From the beginning, Weston attempted a level of outsourcing never before seen in Florida. “A lot of people were looking for us to fail within that first year,” says Weston City Manager John Flint. Weston started with only three city employees; over time, it brought department heads, like a parks and public works director, in-house.

The main benefit that firms like his offer, Giordano says, is the ability to be more nimble. Without unions and civil service considerations, “personnel issues are very easy to deal with,” he says. “We are able to move people around and discipline people immediately on the spot.”

Another advantage: Purchasing equipment doesn’t require a formal bidding process, Giordano says. In addition, CGA can use part-time employees and cross-trains them to work in various departments — enabling the city to maintain service levels during peak seasons like occupational license renewal periods without hiring more full-time workers.

Flint says the savings result in lower taxes. Weston residents pay $2 for every $1,000 valuation, among the lowest tax rates in the county. Sunrise, a more traditionally run suburban municipality in Broward, charges more than $6 for every $1,000 valuation.

CGA expects its move into Georgia will let it compete for business from suburban cities outside Atlanta that have adopted the Weston model in recent years. Along with Georgia- based JAT Consulting, CGA has secured a contract with Dunwoody, a suburban Atlanta town incorporated in 2008. Kimberly Greer, assistant to the city manager of Dunwoody, says the decision to outsource most city services was driven by city officials wanting to avoid “debt burdens from pension programs and legacy programs” and “underperforming employees.” JAT and CGA are being paid $4.9 million to handle the town’s finance and administration.

Cities that outsource say they track their contractors’ performance. Dunwoody monitors how many calls are received and promptly answered, for example, and looks at the number of invoices and the percentage paid in 30 calendar days, as well as the timeliness of payroll processing, financial reports and how quickly licenses are received and issued. Weston tracks the number of community events CGA puts on under budget. For another vendor, Municipal Technologies, which manages the city’s website, public information and information technology, Weston requires a 15% increase in website visits.

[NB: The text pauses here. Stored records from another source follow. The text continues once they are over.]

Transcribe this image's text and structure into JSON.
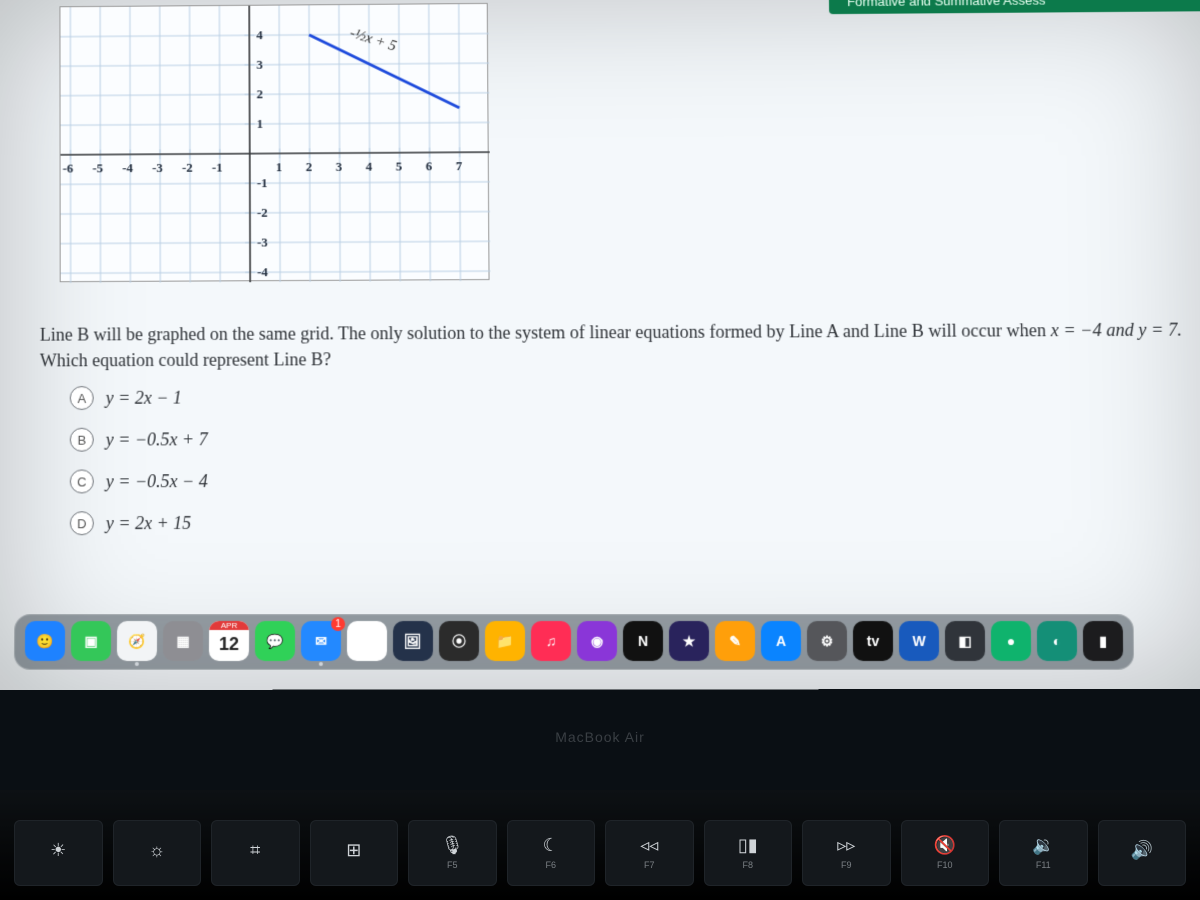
{
  "banner": {
    "text": "Formative and Summative Assess"
  },
  "chart_data": {
    "type": "line",
    "title": "",
    "xlabel": "",
    "ylabel": "",
    "xlim": [
      -6,
      7
    ],
    "ylim": [
      -4,
      4
    ],
    "x_ticks": [
      -6,
      -5,
      -4,
      -3,
      -2,
      -1,
      1,
      2,
      3,
      4,
      5,
      6,
      7
    ],
    "y_ticks": [
      -4,
      -3,
      -2,
      -1,
      1,
      2,
      3,
      4
    ],
    "series": [
      {
        "name": "Line A",
        "label": "-½x + 5",
        "points_xy": [
          [
            2,
            4
          ],
          [
            7,
            1.5
          ]
        ],
        "color": "#1e4bdc"
      }
    ],
    "grid": true
  },
  "question": {
    "lead": "Line B will be graphed on the same grid. The only solution to the system of linear equations formed by Line A and Line B will occur when",
    "cond": "x = −4 and y = 7.",
    "tail": "Which equation could represent Line B?"
  },
  "choices": [
    {
      "letter": "A",
      "text": "y = 2x − 1"
    },
    {
      "letter": "B",
      "text": "y = −0.5x + 7"
    },
    {
      "letter": "C",
      "text": "y = −0.5x − 4"
    },
    {
      "letter": "D",
      "text": "y = 2x + 15"
    }
  ],
  "dock": {
    "calendar": {
      "month": "APR",
      "day": "12"
    },
    "apps": [
      {
        "name": "finder",
        "glyph": "🙂",
        "bg": "#1e82ff",
        "dot": false
      },
      {
        "name": "facetime",
        "glyph": "▣",
        "bg": "#34c759",
        "dot": false
      },
      {
        "name": "safari",
        "glyph": "🧭",
        "bg": "#f2f4f6",
        "dot": true
      },
      {
        "name": "launchpad",
        "glyph": "▦",
        "bg": "#8e8e93",
        "dot": false
      },
      {
        "name": "calendar",
        "glyph": "",
        "bg": "",
        "dot": false
      },
      {
        "name": "messages",
        "glyph": "💬",
        "bg": "#30d158",
        "dot": false
      },
      {
        "name": "mail",
        "glyph": "✉︎",
        "bg": "#2389ff",
        "dot": true,
        "badge": "1"
      },
      {
        "name": "photos",
        "glyph": "✿",
        "bg": "#ffffff",
        "dot": false
      },
      {
        "name": "preview",
        "glyph": "🖼",
        "bg": "#24324a",
        "dot": false
      },
      {
        "name": "colors",
        "glyph": "⦿",
        "bg": "#2b2b2b",
        "dot": false
      },
      {
        "name": "files",
        "glyph": "📁",
        "bg": "#ffb300",
        "dot": false
      },
      {
        "name": "music",
        "glyph": "♫",
        "bg": "#ff2d55",
        "dot": false
      },
      {
        "name": "podcast",
        "glyph": "◉",
        "bg": "#8a36d8",
        "dot": false
      },
      {
        "name": "netflix",
        "glyph": "N",
        "bg": "#111",
        "dot": false
      },
      {
        "name": "imovie",
        "glyph": "★",
        "bg": "#29235c",
        "dot": false
      },
      {
        "name": "drawing",
        "glyph": "✎",
        "bg": "#ff9f0a",
        "dot": false
      },
      {
        "name": "appstore",
        "glyph": "A",
        "bg": "#0a84ff",
        "dot": false
      },
      {
        "name": "settings",
        "glyph": "⚙︎",
        "bg": "#55565a",
        "dot": false
      },
      {
        "name": "appletv",
        "glyph": "tv",
        "bg": "#111",
        "dot": false
      },
      {
        "name": "word",
        "glyph": "W",
        "bg": "#185abd",
        "dot": false
      },
      {
        "name": "misc1",
        "glyph": "◧",
        "bg": "#30343a",
        "dot": false
      },
      {
        "name": "chat",
        "glyph": "●",
        "bg": "#0fb36d",
        "dot": false
      },
      {
        "name": "edge",
        "glyph": "◐",
        "bg": "#148f77",
        "dot": false
      },
      {
        "name": "term",
        "glyph": "▮",
        "bg": "#1c1c1e",
        "dot": false
      }
    ]
  },
  "hardware": {
    "model": "MacBook Air",
    "fnkeys": [
      {
        "icon": "☀︎",
        "label": ""
      },
      {
        "icon": "☼",
        "label": ""
      },
      {
        "icon": "⌗",
        "label": ""
      },
      {
        "icon": "⊞",
        "label": ""
      },
      {
        "icon": "🎙",
        "label": "F5"
      },
      {
        "icon": "☾",
        "label": "F6"
      },
      {
        "icon": "◃◃",
        "label": "F7"
      },
      {
        "icon": "▯▮",
        "label": "F8"
      },
      {
        "icon": "▹▹",
        "label": "F9"
      },
      {
        "icon": "🔇",
        "label": "F10"
      },
      {
        "icon": "🔉",
        "label": "F11"
      },
      {
        "icon": "🔊",
        "label": ""
      }
    ]
  }
}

But Doug Martin, a lobbyist for the American Federation of State, County and Municipal Employees, says that “for workers, it’s almost always a losing proposition.” Private contractors hold down costs by offering fewer benefits, he says — most notably the defined-benefit retirement plans that have become a thing of the past in the private sector but still characterize many municipal employment contracts.

CGA offers a 401(k) definedcontribution plan.

Martin argues that cost cutting reduces the quality of service and leads to higher employee turnover and less of a commitment to municipal service as a career. CGA declined to provide salary and benefits information but did say that “public sector costs are twice the cost of the private sector” and that CGA provides its services by reducing costs by 30 to 40%.